En plus de trente ans de vie politique, Jacques Chirac a eu le temps de se faire des amis. Jean-François Probst n’est pas le plus ingrat d’entre eux, il lui consacre un livre.
Avoir été collaborateur de Jacques Chirac à Matignon, bras droit de Jérome Monod, Charles Pasqua et Michèle Alliot-Marie, ami de Villepin, disciple de Jacques Foccart puis conseiller de Jean Tibéri laisse quelques traces. Indubitablement. Et surtout de bien belles histoires à raconter, qu’il aurait été dommage d’enterrer. Gouailleur autant qu’hâbleur, Jean-François Probst n’en a rien fait. Plutôt que de les débiter sur le pouce, entre deux coups, au bord d’un comptoir, face à un journaliste interloqué, « l’agent d’influence », comme le désigne pudiquement son éditeur, a noirci quelques pages. 270 exactement, qui composent son dernier opus, Chirac mon ami de trente ans (Denoël).

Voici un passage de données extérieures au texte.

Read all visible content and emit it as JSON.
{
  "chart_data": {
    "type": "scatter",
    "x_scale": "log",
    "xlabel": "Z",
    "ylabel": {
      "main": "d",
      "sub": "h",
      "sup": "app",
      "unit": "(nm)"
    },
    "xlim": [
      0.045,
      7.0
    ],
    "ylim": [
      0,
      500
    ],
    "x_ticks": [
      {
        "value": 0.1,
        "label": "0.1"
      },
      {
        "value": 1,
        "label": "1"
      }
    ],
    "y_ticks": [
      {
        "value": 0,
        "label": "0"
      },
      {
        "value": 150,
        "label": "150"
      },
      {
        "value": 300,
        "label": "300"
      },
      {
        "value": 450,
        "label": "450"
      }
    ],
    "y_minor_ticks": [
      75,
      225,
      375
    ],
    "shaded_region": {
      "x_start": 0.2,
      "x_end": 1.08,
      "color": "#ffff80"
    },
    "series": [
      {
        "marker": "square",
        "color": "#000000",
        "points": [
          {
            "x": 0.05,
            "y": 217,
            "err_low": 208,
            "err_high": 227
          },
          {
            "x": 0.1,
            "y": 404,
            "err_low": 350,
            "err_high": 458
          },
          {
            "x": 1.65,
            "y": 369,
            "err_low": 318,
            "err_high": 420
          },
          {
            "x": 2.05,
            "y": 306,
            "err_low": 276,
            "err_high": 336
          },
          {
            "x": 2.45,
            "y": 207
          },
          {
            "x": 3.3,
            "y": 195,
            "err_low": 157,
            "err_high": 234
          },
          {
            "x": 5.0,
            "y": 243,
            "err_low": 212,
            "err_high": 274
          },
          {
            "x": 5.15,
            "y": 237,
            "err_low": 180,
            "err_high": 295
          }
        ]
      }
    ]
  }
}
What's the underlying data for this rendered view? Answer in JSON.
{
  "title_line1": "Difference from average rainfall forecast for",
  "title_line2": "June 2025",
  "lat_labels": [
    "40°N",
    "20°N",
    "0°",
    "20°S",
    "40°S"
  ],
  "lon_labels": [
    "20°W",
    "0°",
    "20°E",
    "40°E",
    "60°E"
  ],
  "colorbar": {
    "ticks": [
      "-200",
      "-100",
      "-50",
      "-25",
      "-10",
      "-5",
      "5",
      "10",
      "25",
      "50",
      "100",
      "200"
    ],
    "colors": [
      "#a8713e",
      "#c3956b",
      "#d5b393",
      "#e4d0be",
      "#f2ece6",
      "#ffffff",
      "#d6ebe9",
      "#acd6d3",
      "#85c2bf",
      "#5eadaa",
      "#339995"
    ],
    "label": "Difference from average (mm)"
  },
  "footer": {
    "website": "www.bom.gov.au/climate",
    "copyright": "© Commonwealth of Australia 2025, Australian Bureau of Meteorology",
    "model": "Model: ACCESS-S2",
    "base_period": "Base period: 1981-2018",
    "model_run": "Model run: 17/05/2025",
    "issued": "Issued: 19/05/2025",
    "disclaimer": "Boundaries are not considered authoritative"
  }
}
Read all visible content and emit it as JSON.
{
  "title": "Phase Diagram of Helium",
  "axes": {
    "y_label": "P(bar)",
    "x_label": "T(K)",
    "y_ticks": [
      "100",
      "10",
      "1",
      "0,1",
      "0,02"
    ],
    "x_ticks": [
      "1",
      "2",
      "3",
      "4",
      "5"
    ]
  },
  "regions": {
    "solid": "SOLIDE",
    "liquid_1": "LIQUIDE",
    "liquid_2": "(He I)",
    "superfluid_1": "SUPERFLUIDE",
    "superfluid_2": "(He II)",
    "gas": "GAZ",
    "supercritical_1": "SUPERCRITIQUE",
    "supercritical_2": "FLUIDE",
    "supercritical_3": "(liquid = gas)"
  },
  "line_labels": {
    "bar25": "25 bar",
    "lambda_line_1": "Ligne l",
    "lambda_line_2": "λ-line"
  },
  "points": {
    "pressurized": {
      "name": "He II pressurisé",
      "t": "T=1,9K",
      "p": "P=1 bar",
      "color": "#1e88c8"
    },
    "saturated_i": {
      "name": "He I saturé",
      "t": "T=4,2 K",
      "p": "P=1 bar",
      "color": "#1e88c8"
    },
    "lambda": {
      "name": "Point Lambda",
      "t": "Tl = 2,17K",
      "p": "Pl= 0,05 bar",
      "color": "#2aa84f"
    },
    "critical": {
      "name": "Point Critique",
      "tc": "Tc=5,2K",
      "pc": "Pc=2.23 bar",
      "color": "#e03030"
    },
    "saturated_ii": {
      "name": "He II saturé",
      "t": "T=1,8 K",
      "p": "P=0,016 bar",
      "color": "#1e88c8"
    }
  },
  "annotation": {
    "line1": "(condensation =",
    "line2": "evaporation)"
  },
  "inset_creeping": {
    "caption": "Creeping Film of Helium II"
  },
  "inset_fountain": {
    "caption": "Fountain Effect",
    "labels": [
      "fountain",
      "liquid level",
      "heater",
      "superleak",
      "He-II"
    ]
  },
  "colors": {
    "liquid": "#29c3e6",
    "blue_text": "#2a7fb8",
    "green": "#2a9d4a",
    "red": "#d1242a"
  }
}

Star du documentaire de Patrick Rottman, « Chirac », Probst remet ainsi le couvert. Et rappelle aux oublieux le système Chirac, qui de l’Hôtel de ville de Paris à l’Élysée en passant par Matignon aura nourri beaucoup de monde, frais de bouche inclus. Qu’au prix de nombreuses trahisons, de non moins nombreux « assassinats politiques » et de torves amitiés afro-dictatoriales, le petit corrézien Jacques se forgera un destin présidentiel. Et qu’à coups de manipulations de la presse et autres coups tordus, il devient facile de torpiller un concurrent. Au hasard Édouard Balladur en 1995 et sa fabuleuse randonnée en auto-stop…
Une joie un peu sadique s’empare du lecteur dès lors que sont ébauchés les premiers pas des hommes politiques plus contemporains. Le petit Sarkozy qui débarque « toujours aussi agité, aussi plein de tics » au RPR, le déjà pédant Villepin qui annonce tout de go qu’il « gère le cerveau du président », l’ineffable Alliot-Marie, promue « plus belles jambes du parti »…
Bref le décryptage « in vivo » des arcanes du chiraquisme. Le tout narré sur un ton badin, confit d’anecdotes, et qui ne s’interdit pas les coups en dessous de la ceinture.
« En v’là encore un qui crache dans la soupe », s’hérissent quelques uns. Certes, mais avec fougue ! À l’heure de la retraite, d’aucuns essaient de timidement évoquer les mystères de cet « illustre inconnu » Jacques Chirac. Probst les déflore, à la hussarde. En connaisseur.